The room was empty except for a small table and a scattering of chairs. Two people were seated at the end closest to the window, the spring sun enjoyably warm on their backs. Giovanni Pecora had his head in his hands, the frustration obvious.

“You know, Marta,” he said despairingly, “I don’t think a single fucking word we’ve said here today to those Hammer bastards has had the slightest effect. They really are the most stiff-necked and obstinate people in all of humanspace. We’ve always been prepared to consider compromise, but the Hammer? Never. I was afraid that this mediation might be a waste of time, and so it’s turning out. I’d give it another week, maybe two, tops.”

Marta Diallo, Pecora’s deputy secretary responsible for the Hammer Worlds and one of the very few people in the Fed Worlds with a deep understanding of the Hammer psyche, nodded. Her frustration was obvious.

“Well, Giovanni, there was a chance, I suppose,” she said. “Small one, maybe, but there was a chance. If the Hammer had publicly blamed the whole affair on Digby and made the necessary apologies, then they might have been able to save enough face to look at the compromise positions we proposed.” Diallo sighed deeply, running her hands through thick black hair as if to push away the problem. “But I’m afraid that Polk’s intervention has blown that chance out of the water. Why he wouldn’t blame Digby is beyond me. He had his boss put up against a wall and shot, after all, and we’ve got Digby locked up, so who the hell’s going to argue?”

She paused for a moment before continuing. “No, stupid me. We know why, and it’s the age-old reason. Domestic politics is why he wouldn’t put Digby in the frame. Digby was a Merrick man, and everyone knows it. Blaming Digby is as good as blaming Merrick. But putting the blame on us gives Polk his best and probably only chance to gut the opposition and rally support behind himself as leader of the Hammers. I hate to say it, Giovanni, but unless we get something positive out of them at tomorrow’s session, and I don’t believe we will, I think there is a real risk that this is going to slide into full-scale war.”

“I’m very much afraid you are right, Marta,” Pecora said gloomily. “God’s blood! Another Hammer war? Just what we all need right now.
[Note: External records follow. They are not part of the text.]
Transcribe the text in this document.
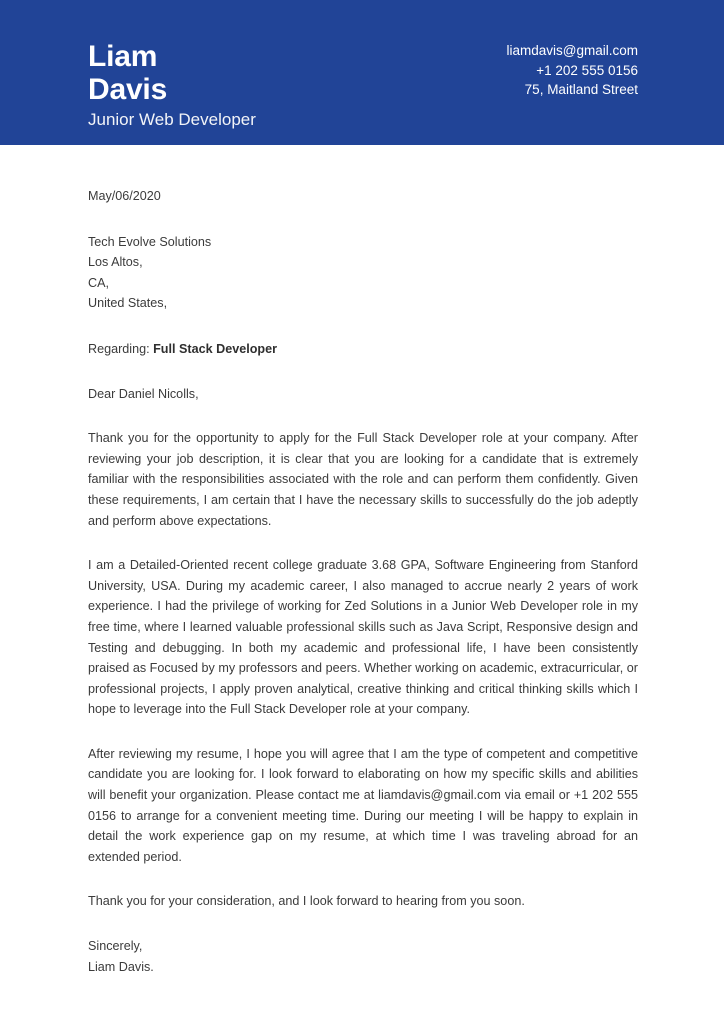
Liam
Davis
Junior Web Developer
liamdavis@gmail.com
+1 202 555 0156
75, Maitland Street
May/06/2020
Tech Evolve Solutions
Los Altos,
CA,
United States,
Regarding: Full Stack Developer
Dear Daniel Nicolls,
Thank you for the opportunity to apply for the Full Stack Developer role at your company. After reviewing your job description, it is clear that you are looking for a candidate that is extremely familiar with the responsibilities associated with the role and can perform them confidently. Given these requirements, I am certain that I have the necessary skills to successfully do the job adeptly and perform above expectations.
I am a Detailed-Oriented recent college graduate 3.68 GPA, Software Engineering from Stanford University, USA. During my academic career, I also managed to accrue nearly 2 years of work experience. I had the privilege of working for Zed Solutions in a Junior Web Developer role in my free time, where I learned valuable professional skills such as Java Script, Responsive design and Testing and debugging. In both my academic and professional life, I have been consistently praised as Focused by my professors and peers. Whether working on academic, extracurricular, or professional projects, I apply proven analytical, creative thinking and critical thinking skills which I hope to leverage into the Full Stack Developer role at your company.
After reviewing my resume, I hope you will agree that I am the type of competent and competitive candidate you are looking for. I look forward to elaborating on how my specific skills and abilities will benefit your organization. Please contact me at liamdavis@gmail.com via email or +1 202 555 0156 to arrange for a convenient meeting time. During our meeting I will be happy to explain in detail the work experience gap on my resume, at which time I was traveling abroad for an extended period.
Thank you for your consideration, and I look forward to hearing from you soon.
Sincerely,
Liam Davis.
Interstellar trade’s a bit soft at the moment, and one thing’s for sure: A war between us and the Hammer will push things right over the edge.”

Diallo shook her head. “Well, at least we’ll have some help. I got an update from the Frontier desk yesterday. They think it’s almost certain that Frontier will support us if we need them. There were a lot of their people on the Mumtaz. It was their terraforming package the Hammers stole, and I think it’s fair to say they owe us big-time.”
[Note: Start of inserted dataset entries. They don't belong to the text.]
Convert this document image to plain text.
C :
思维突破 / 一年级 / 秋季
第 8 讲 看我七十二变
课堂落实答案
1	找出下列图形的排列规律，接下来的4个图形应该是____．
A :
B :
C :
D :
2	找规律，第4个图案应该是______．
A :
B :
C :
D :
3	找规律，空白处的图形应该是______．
Pecora nodded. “I’ve seen the report. I’m going to send a high-level team to Frontier. We need to start tying things up.”

“We do,” Diallo said. “It’s the Sylvanians I’m worried about. They look soft.” Diallo’s face turned grim as she continued. “Though you’d have to ask why they wouldn’t support us.”

“Three words, Marta: tactical nuclear weapons. They remember Vencatia and Jesmond. They’re scared shitless the Hammer won’t hold back next time. Every survey confirms it, I’m sorry to say, and the appeasers are riding the wave.”

“Jeez, Giovanni. Surely they’re smarter than that. Can’t they see that now’s their best chance to put an end to the Hammer problem once and for all? Lot of economic upside for them and everyone else if the Hammer economy can be freed up and the instability in interstellar trade reduced. I see the insurers are already applying a war premium to traffic inside 100 light-years of the Hammer.”